I am using the Tesseract Java API (tess4J) to convert Tiff images to PDFs.
This works nicely, but I am forced to write both the source Tiff image and the output PDF to local filestore as actual physical files in order to use the TessAPI1.TessPDFRendererCreate
API.
Please note the following in the code snippet below: -
The input Tiff is originally a java.awt.image.BufferedImage
, but I have to write it to a physical file (sourceTiffFile is a File object).

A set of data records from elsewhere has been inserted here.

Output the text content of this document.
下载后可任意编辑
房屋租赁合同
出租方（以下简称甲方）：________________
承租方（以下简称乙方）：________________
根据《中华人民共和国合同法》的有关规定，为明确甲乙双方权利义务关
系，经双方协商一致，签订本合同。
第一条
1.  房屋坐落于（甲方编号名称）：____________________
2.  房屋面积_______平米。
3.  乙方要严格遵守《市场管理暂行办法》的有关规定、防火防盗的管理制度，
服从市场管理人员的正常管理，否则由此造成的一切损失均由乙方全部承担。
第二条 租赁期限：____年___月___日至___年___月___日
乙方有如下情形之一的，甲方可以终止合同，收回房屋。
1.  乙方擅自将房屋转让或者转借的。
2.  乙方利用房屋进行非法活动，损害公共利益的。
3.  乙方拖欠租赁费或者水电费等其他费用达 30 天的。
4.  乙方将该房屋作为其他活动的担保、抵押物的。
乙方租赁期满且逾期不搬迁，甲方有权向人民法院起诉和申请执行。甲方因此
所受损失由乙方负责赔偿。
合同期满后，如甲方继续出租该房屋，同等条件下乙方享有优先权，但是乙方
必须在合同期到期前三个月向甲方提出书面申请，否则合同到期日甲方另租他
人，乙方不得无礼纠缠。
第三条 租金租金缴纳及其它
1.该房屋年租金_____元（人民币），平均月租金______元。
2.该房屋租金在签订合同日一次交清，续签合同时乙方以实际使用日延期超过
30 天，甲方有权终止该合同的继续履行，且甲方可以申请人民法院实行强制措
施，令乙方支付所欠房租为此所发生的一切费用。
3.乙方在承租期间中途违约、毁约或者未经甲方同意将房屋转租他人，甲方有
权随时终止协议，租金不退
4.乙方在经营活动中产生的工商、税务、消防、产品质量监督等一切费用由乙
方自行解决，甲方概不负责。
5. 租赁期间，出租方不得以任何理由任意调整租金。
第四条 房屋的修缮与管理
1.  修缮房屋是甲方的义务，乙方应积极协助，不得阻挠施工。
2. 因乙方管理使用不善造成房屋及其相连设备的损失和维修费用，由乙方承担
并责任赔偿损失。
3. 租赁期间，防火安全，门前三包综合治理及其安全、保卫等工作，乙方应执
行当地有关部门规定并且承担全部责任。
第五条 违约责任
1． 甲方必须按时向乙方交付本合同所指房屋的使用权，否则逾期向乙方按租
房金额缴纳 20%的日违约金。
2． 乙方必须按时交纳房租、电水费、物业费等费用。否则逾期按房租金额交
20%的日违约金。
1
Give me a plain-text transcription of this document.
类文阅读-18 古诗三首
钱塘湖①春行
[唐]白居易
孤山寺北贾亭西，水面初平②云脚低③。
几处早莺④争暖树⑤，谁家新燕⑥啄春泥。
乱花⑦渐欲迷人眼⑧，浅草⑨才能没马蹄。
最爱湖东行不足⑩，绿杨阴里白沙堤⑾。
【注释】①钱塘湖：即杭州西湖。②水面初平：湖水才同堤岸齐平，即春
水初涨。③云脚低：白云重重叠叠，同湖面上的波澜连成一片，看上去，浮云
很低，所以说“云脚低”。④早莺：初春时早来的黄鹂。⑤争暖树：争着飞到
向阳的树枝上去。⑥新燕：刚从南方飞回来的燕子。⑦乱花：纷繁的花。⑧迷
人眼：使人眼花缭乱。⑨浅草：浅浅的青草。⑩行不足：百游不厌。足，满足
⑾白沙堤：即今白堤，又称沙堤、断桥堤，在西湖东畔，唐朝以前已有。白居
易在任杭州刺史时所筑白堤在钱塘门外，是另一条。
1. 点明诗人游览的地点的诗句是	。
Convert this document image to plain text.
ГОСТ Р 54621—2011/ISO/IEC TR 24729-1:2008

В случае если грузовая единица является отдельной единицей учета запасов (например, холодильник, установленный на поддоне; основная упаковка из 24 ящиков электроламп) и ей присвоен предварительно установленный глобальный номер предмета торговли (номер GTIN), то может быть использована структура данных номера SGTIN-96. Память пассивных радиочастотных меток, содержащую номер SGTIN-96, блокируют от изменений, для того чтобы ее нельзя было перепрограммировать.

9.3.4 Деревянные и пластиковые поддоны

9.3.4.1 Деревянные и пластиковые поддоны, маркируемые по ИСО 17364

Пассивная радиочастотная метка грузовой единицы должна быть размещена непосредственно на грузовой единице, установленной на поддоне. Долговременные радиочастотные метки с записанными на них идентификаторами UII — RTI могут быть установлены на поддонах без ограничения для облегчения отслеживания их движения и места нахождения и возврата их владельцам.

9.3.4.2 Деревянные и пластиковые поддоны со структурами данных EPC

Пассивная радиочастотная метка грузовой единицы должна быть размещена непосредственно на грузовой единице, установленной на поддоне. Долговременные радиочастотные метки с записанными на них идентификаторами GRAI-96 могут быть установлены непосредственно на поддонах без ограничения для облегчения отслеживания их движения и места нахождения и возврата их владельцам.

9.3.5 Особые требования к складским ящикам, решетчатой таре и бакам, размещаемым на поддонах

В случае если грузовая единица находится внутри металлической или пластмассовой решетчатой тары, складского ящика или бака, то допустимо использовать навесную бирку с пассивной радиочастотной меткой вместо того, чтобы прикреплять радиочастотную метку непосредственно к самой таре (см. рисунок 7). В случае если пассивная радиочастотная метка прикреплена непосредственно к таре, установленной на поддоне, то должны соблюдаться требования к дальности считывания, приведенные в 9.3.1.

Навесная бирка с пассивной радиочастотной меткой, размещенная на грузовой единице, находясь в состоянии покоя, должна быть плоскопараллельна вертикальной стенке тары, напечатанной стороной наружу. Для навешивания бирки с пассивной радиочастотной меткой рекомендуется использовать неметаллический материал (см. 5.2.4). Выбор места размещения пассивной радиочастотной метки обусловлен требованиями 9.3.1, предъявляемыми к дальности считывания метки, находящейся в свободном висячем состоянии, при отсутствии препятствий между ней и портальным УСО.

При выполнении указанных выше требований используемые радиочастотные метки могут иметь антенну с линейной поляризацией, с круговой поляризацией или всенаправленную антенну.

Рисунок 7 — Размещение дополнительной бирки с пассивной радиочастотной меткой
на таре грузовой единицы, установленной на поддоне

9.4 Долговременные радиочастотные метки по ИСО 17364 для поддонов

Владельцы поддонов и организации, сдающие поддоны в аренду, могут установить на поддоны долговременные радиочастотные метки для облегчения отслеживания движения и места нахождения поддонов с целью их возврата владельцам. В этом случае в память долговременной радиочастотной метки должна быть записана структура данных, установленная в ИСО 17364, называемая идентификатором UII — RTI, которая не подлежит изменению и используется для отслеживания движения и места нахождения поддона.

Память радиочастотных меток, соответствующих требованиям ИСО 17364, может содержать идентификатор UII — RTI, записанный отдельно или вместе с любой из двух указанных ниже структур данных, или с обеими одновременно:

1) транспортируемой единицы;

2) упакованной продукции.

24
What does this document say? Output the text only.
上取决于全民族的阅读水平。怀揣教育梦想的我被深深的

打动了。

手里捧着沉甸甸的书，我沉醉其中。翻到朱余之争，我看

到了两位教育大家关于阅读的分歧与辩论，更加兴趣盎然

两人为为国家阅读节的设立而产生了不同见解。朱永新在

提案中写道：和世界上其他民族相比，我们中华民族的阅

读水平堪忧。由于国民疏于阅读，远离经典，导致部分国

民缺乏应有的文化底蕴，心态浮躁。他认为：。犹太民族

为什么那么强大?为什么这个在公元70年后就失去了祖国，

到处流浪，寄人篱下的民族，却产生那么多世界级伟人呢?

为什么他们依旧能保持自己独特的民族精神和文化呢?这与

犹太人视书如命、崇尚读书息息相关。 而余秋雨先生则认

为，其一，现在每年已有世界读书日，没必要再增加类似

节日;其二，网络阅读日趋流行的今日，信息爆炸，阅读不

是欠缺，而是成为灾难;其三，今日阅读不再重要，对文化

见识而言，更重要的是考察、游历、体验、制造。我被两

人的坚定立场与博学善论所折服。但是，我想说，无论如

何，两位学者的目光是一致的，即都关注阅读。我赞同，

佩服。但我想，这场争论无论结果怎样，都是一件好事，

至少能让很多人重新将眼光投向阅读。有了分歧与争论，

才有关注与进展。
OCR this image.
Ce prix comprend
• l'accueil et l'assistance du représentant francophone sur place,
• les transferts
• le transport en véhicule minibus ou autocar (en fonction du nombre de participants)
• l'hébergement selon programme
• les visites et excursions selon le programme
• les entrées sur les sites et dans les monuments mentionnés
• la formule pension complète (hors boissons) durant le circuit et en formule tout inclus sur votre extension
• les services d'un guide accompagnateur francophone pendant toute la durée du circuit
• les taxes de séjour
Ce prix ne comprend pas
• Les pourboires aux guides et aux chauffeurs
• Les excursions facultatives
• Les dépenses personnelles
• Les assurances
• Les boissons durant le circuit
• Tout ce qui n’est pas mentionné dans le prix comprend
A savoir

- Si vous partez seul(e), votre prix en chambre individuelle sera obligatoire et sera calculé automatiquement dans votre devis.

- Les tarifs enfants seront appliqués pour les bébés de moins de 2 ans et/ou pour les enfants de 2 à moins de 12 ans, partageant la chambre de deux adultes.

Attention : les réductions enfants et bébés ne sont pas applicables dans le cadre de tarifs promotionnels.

I must specify a file path for the output (pdfFullFilepath is a String representing an absolute path for the new PDF file).
try {
ImageIO.write(bufferedImage, "tiff", sourceTiffFile);
} catch (Exception ioe) {
//handling code...
}
TessResultRenderer renderer = TessAPI1.TessPDFRendererCreate(pdfFullFilepath, dataPath, 0);
TessAPI1.TessResultRendererInsert(renderer, TessAPI1.TessPDFRendererCreate(pdfFullFilepath, dataPath, 0));
int result = TessAPI1.TessBaseAPIProcessPages(handle, sourceTiffFile.getAbsolutePath(), null, 0, renderer);
I would really like to avoid creating physical files, but am not sure if it is possible with this API. Ideally, I would like to pass the Tiff as a java.awt.image.BufferedImage
or a byte array and receive the output PDF as a byte array.
Any suggestions would be most welcome as always. Thank you :)
You can pass in ProcessPage
API method a Pix
, which can be converted from a BufferedImage
, but the output will still be a physical file. Tesseract API dictates that.
https://tesseract-ocr.github.io/tessapi/4.0.0/a01625.html
http://tess4j.sourceforge.net/docs/docs-4.4/net/sourceforge/tess4j/TessAPI1.html
For ex:
int result = TessAPI1.TessBaseAPIProcessPage(handle, LeptUtils.convertImageToPix(bufferedImage), page_index, "input file name", null, 0, renderer);